In the heart of Greece, a pioneering study is revolutionizing how we monitor and manage lake water quality, with implications that stretch far beyond the country’s borders, particularly for the energy sector. Led by Vassiliki Markogianni from the Institute of Marine Biological Resources and Inland Waters at the Hellenic Centre for Marine Research, this research leverages cutting-edge technology to assess and improve water quality monitoring, offering a blueprint for sustainable water resource management.
At the core of this study is the integration of Google Earth Engine (GEE) and satellite data from Landsat and Sentinel 2. These tools are not just enhancing the accuracy of water quality assessments but also streamlining the process, saving valuable time and resources. “The combination of GEE and new satellite launches has greatly facilitated the monitoring of national-scale lake water quality,” Markogianni explains. This technological synergy is crucial for the energy sector, where water quality is a critical factor in operations, from hydroelectric power generation to cooling systems in thermal plants.
The research focuses on the transferability and performance of water quality models across Greece’s Water Framework Directive (WFD) lake sampling network. By utilizing surface reflectance data from Landsat and Sentinel 2, subjected to different atmospheric correction methods, the study aims to provide a robust framework for water quality assessment. The results are promising, with strong associations (R² ranging from 0.68 to 0.98) between modelled and GEE-modelled values, indicating high accuracy and reliability.
One of the key findings is the superior performance of Landsat data over Sentinel 2 in this context. This insight is invaluable for energy companies that rely on accurate water quality data for their operations. “The values of the basic statistical error metrics indicated the increased assessment’s accuracy of GEE-modelled over modelled TSIs and then the superiority of Landsat over Sentinel 2 data,” Markogianni notes. This could influence future satellite missions and data processing techniques, pushing the boundaries of what is possible in environmental monitoring.

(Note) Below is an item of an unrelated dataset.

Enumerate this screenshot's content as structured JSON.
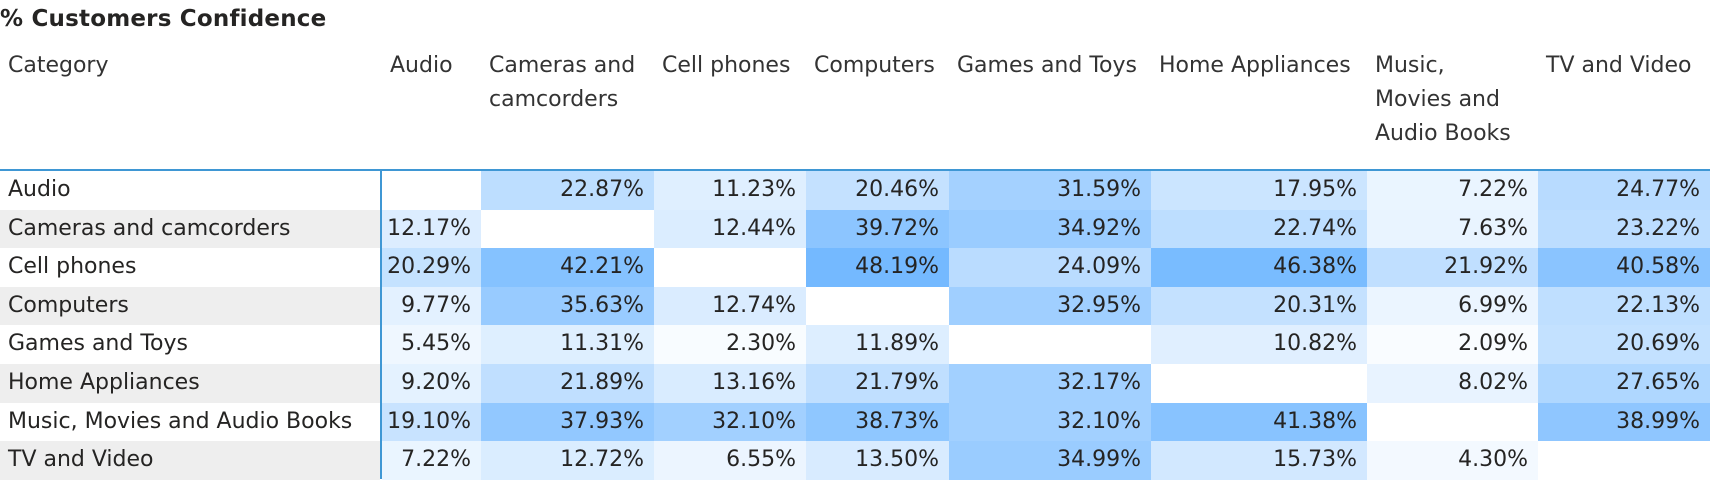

The study also calculates Carlson’s Trophic State Index (TSI) based on both in situ and modelled water quality values, providing a comprehensive view of lake health. This index is a vital tool for energy companies, helping them to predict and mitigate potential impacts on their operations. The methodology developed in this research is not just a scientific advancement but a practical tool for integrated sustainable water resources management.
The implications of this research are far-reaching. As energy companies increasingly prioritize sustainability, accurate and efficient water quality monitoring becomes paramount. This study provides a roadmap for leveraging advanced technology to achieve this goal. The use of open-source cloud computing platforms and the integration of satellite data are set to become standard practices in the field.
The research, published in Remote Sensing (translated from Greek as “Απομακρυσμένη Ανίχνευση”), is a testament to the power of innovation in environmental science. It offers a glimpse into a future where technology and sustainability go hand in hand, shaping a more resilient and efficient energy sector. As we look ahead, the lessons learned from this study will undoubtedly influence future developments in water quality monitoring and management, paving the way for a more sustainable future.